Which begs the question:  if the conference ultimately failed to achieve its goals, despite the good will of all men involved, why write a book about it? (Perhaps Goodwin was right to gloss over this portion of history if, after all, no resounding peace was struck between Lincoln and the Confederates?) The answer is simultaneously simple and complicated. As a moment in history, the Hamptons Road Conference allows us to understand how the mechanisms of war and politics operated all those many years ago, and regardless of the outcome, it should be studied just as we might study other, more successful gatherings of men. But it's also a look at how those we entrust with power--over us, our family, our country--can so easily use that power against us. Had the Hamptons Road Conference succeeded in ending the war, thousands of lives would have been spared from purposeless bloodshed and destruction; instead, the leader of the Confederacy chose to stake out a position that was self-destructive, if for no other reason than to prove a point to himself and render himself a hero upon an altar of corpses. Had Lincoln not been elected--or re-elected--president, the course of American history would've changed dramatically, and the war may have been conducted by men less able to separate their own egos from the cause at hand. A lesser man than Lincoln may have compromised for peace, left the slavery issue unresolved--in one instance, there is discussion of delaying the end of slavery by years, all to sooth the South's transition towards total emancipation--thereby ensured more war, more division, more death. Lincoln stood firm in his resolve to end the war on his terms, while Davis stood firm only in his backless confidence, and it's this disparity that is the true reason why this one failed meeting is important so many years later.
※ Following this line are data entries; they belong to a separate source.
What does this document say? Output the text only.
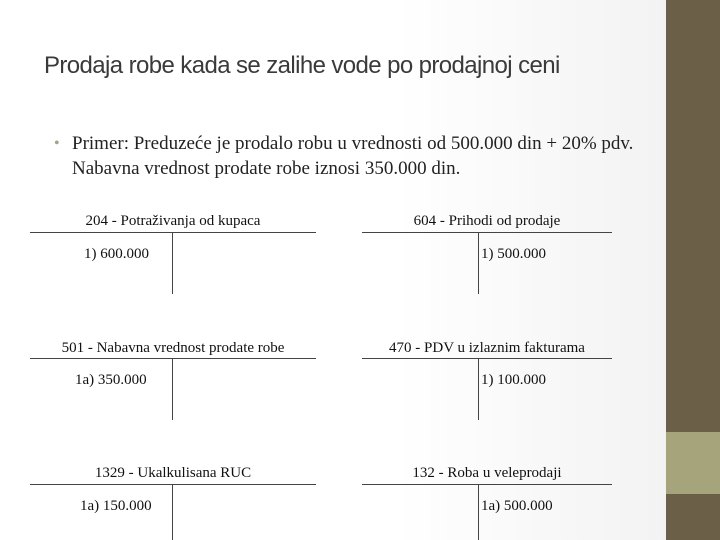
Prodaja robe kada se zalihe vode po prodajnoj ceni
• Primer: Preduzeće je prodalo robu u vrednosti od 500.000 din + 20% pdv. Nabavna vrednost prodate robe iznosi 350.000 din.
204 - Potraživanja od kupaca
1) 600.000
604 - Prihodi od prodaje
1) 500.000
501 - Nabavna vrednost prodate robe
1a) 350.000
470 - PDV u izlaznim fakturama
1) 100.000
1329 - Ukalkulisana RUC
1a) 150.000
132 - Roba u veleprodaji
1a) 500.000
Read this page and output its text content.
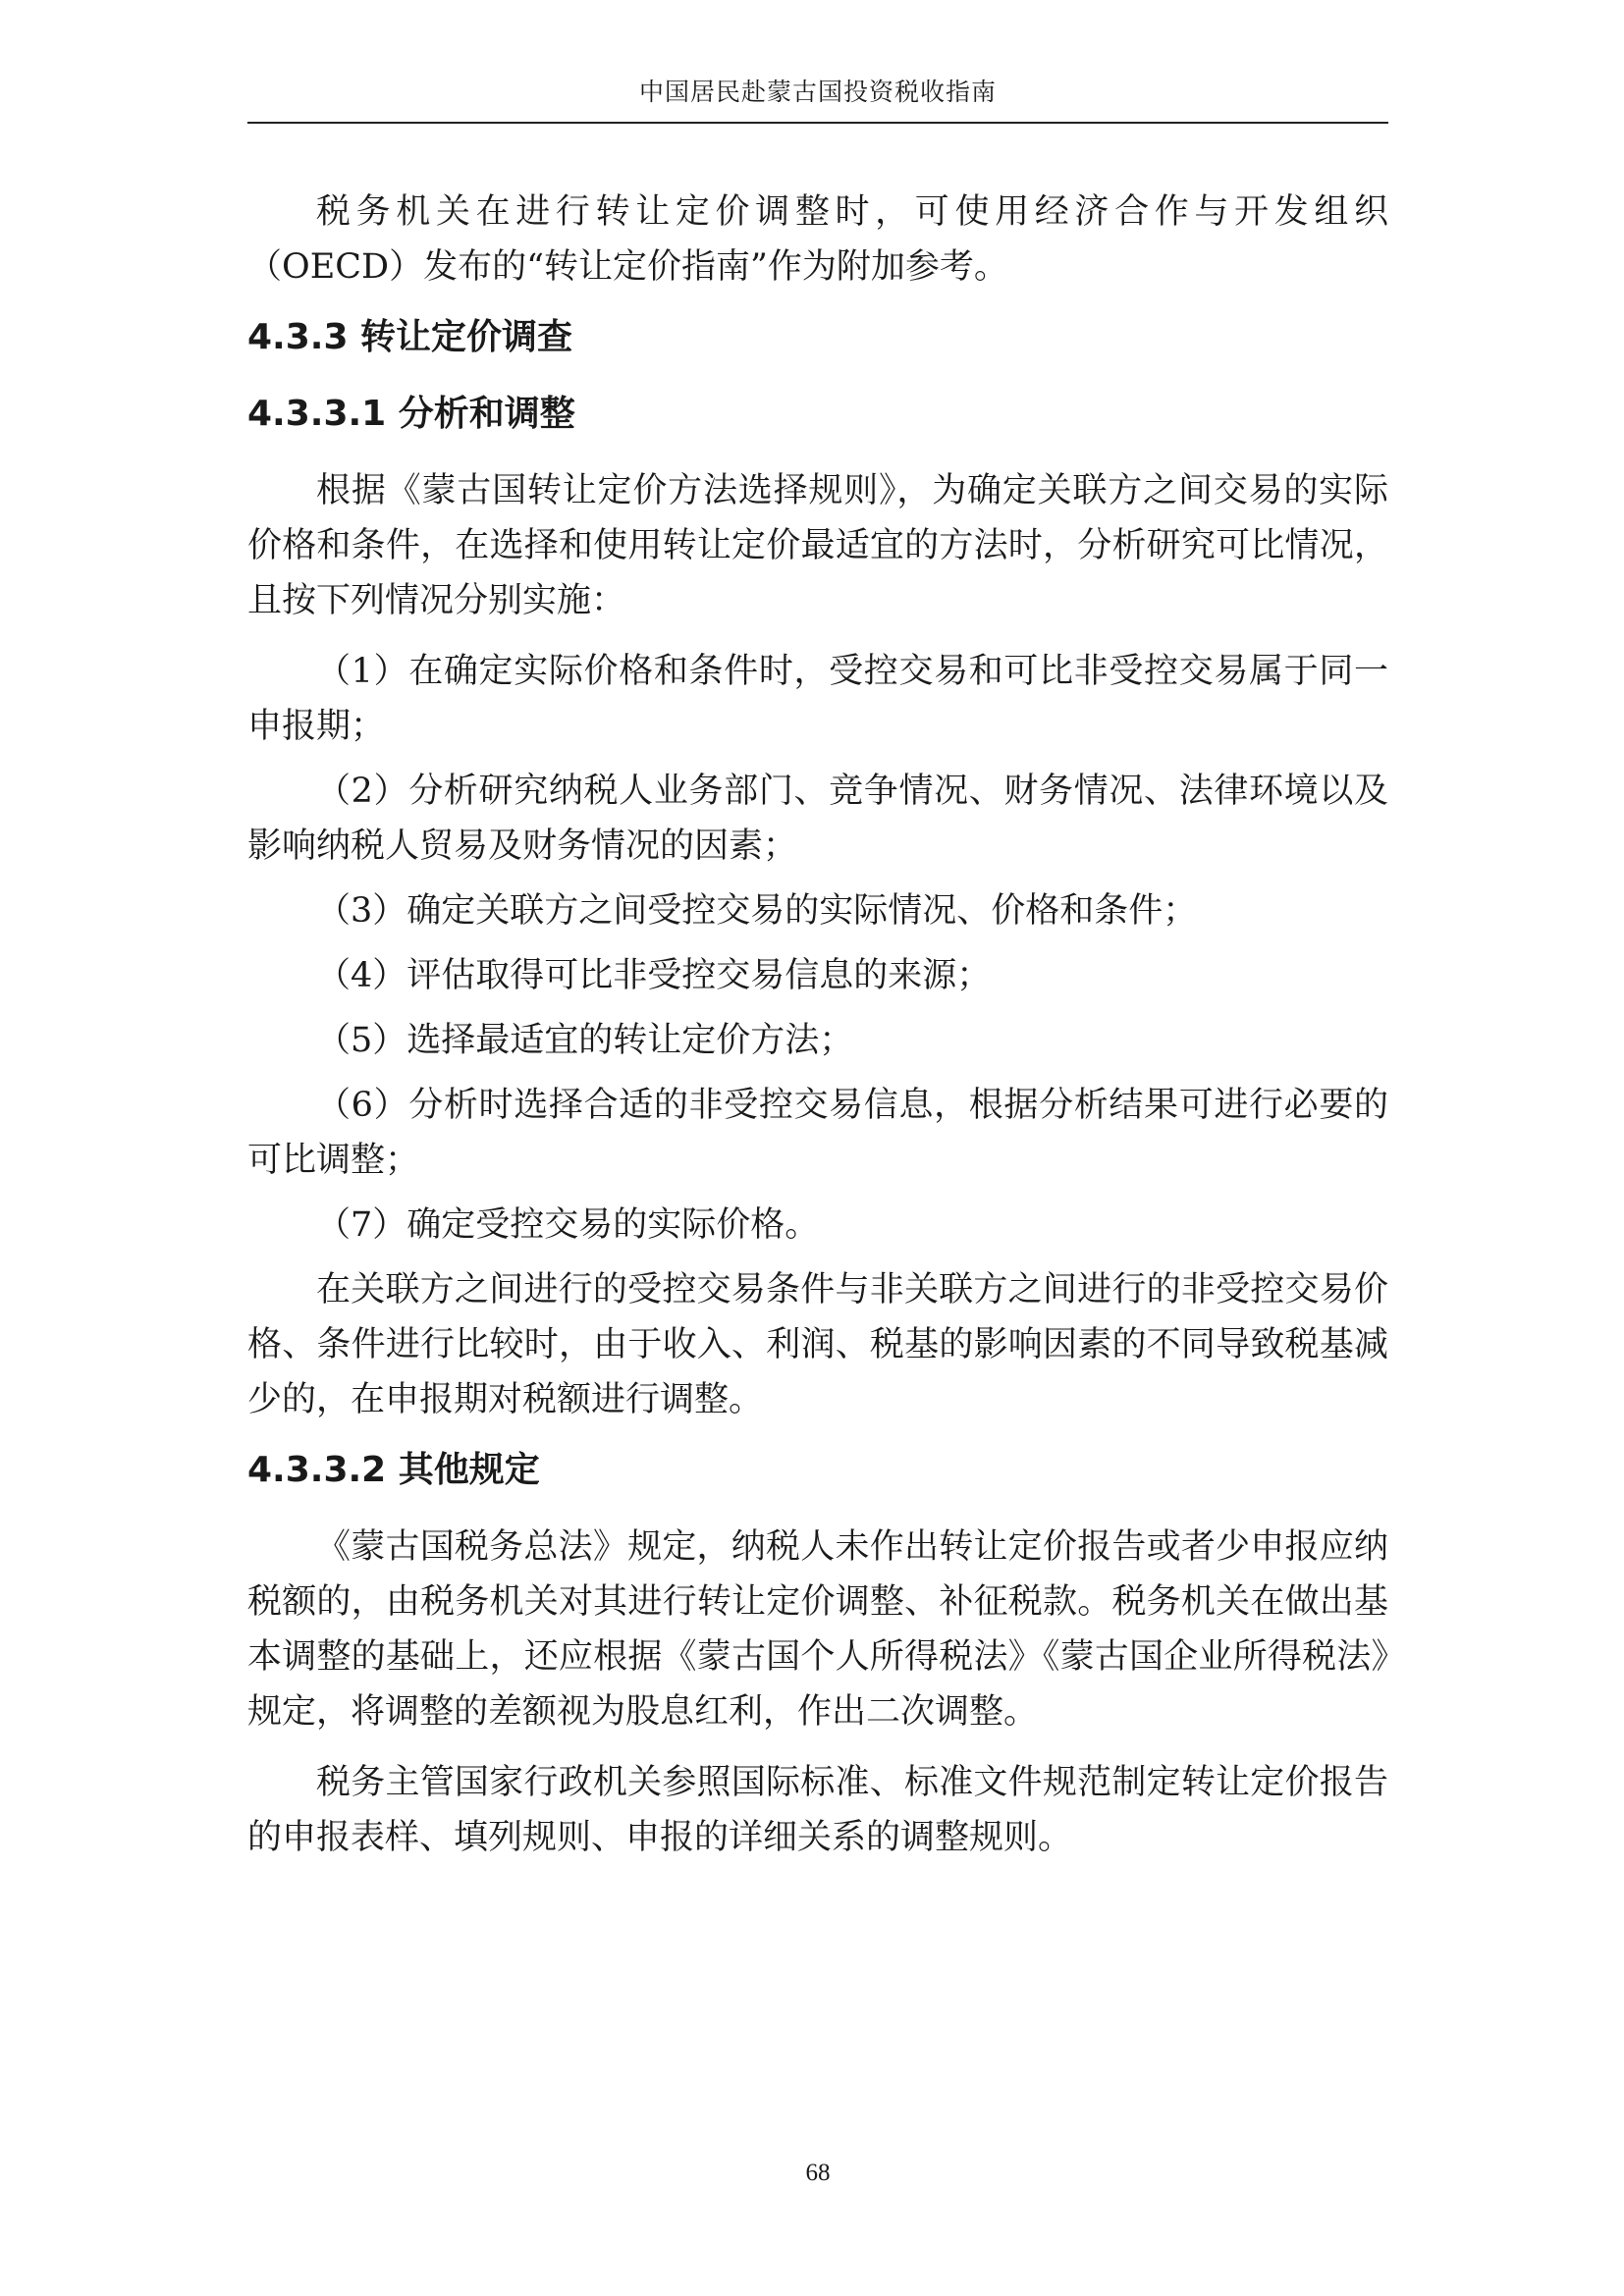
中国居民赴蒙古国投资税收指南

税务机关在进行转让定价调整时，可使用经济合作与开发组织（OECD）发布的“转让定价指南”作为附加参考。

4.3.3 转让定价调查
4.3.3.1 分析和调整

根据《蒙古国转让定价方法选择规则》，为确定关联方之间交易的实际价格和条件，在选择和使用转让定价最适宜的方法时，分析研究可比情况，且按下列情况分别实施：

（1）在确定实际价格和条件时，受控交易和可比非受控交易属于同一申报期；

（2）分析研究纳税人业务部门、竞争情况、财务情况、法律环境以及影响纳税人贸易及财务情况的因素；

（3）确定关联方之间受控交易的实际情况、价格和条件；

（4）评估取得可比非受控交易信息的来源；

（5）选择最适宜的转让定价方法；

（6）分析时选择合适的非受控交易信息，根据分析结果可进行必要的可比调整；

（7）确定受控交易的实际价格。

在关联方之间进行的受控交易条件与非关联方之间进行的非受控交易价格、条件进行比较时，由于收入、利润、税基的影响因素的不同导致税基减少的，在申报期对税额进行调整。

4.3.3.2 其他规定

《蒙古国税务总法》规定，纳税人未作出转让定价报告或者少申报应纳税额的，由税务机关对其进行转让定价调整、补征税款。税务机关在做出基本调整的基础上，还应根据《蒙古国个人所得税法》《蒙古国企业所得税法》规定，将调整的差额视为股息红利，作出二次调整。

税务主管国家行政机关参照国际标准、标准文件规范制定转让定价报告的申报表样、填列规则、申报的详细关系的调整规则。

68
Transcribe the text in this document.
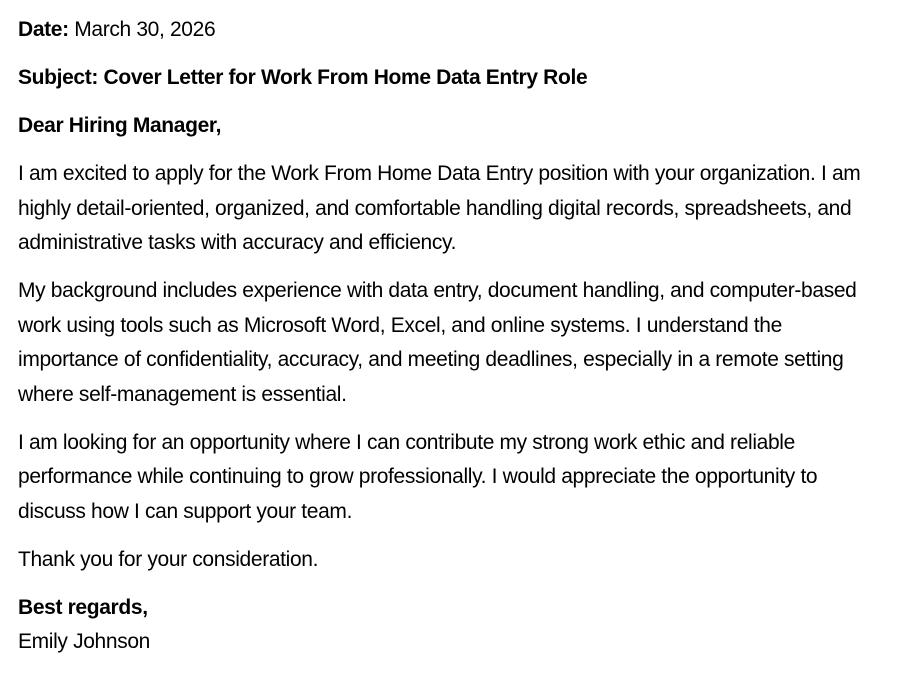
Date: March 30, 2026

Subject: Cover Letter for Work From Home Data Entry Role

Dear Hiring Manager,

I am excited to apply for the Work From Home Data Entry position with your organization. I am highly detail-oriented, organized, and comfortable handling digital records, spreadsheets, and administrative tasks with accuracy and efficiency.

My background includes experience with data entry, document handling, and computer-based work using tools such as Microsoft Word, Excel, and online systems. I understand the importance of confidentiality, accuracy, and meeting deadlines, especially in a remote setting where self-management is essential.

I am looking for an opportunity where I can contribute my strong work ethic and reliable performance while continuing to grow professionally. I would appreciate the opportunity to discuss how I can support your team.

Thank you for your consideration.

Best regards,

Emily Johnson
The title of Conroy's study of this event is Our One Common Country. That phrase comes from Lincoln's belief that no discussion of peace could begin until the Confederacy acknowledged its lack of sovereignty--that it was not a free nation, as its people had exclaimed, but a rebellious collection of states that still belonged, burned and blood-soaked, to the United States, and their president was and continued to be Abraham Lincoln. Until then, Lincoln said, there could be no conference, and there would never be peace. This one simple demand demonstrates everything there is to understand about why Abraham Lincoln continues to be such a revered American figure, so often proclaimed the best president we've ever had. In his second inaugural address, Lincoln--tired, distracted, only weeks away from death--spoke of reconciliation, of joining the divided country together again, not in vengeance but peace, with "malice toward none, with charity for all." After so many years of carnage--hundreds of thousands killed, even more wounded physically and mentally, entire states scorched, homes wiped from the earth--Lincoln looked to the coming years not as opportunity for punishment but as a chance to heal. Lincoln knew that the wounds of the Civil War scarred one body, not two--the body of men united, not men divided--and only the hands of all men could heal it.


*There are other sides to this, as well--Congress, which was itself divided over how to approach a potential peace with Southern delegates; the military, which either refused to intercede in government affairs out of a deference to politics (Robert E. Lee) or interceded so directly that it changed the entire course of the war (Ulysses S. Grant)--but it's Lincoln and Davis' governments that offer the best historical contrasts.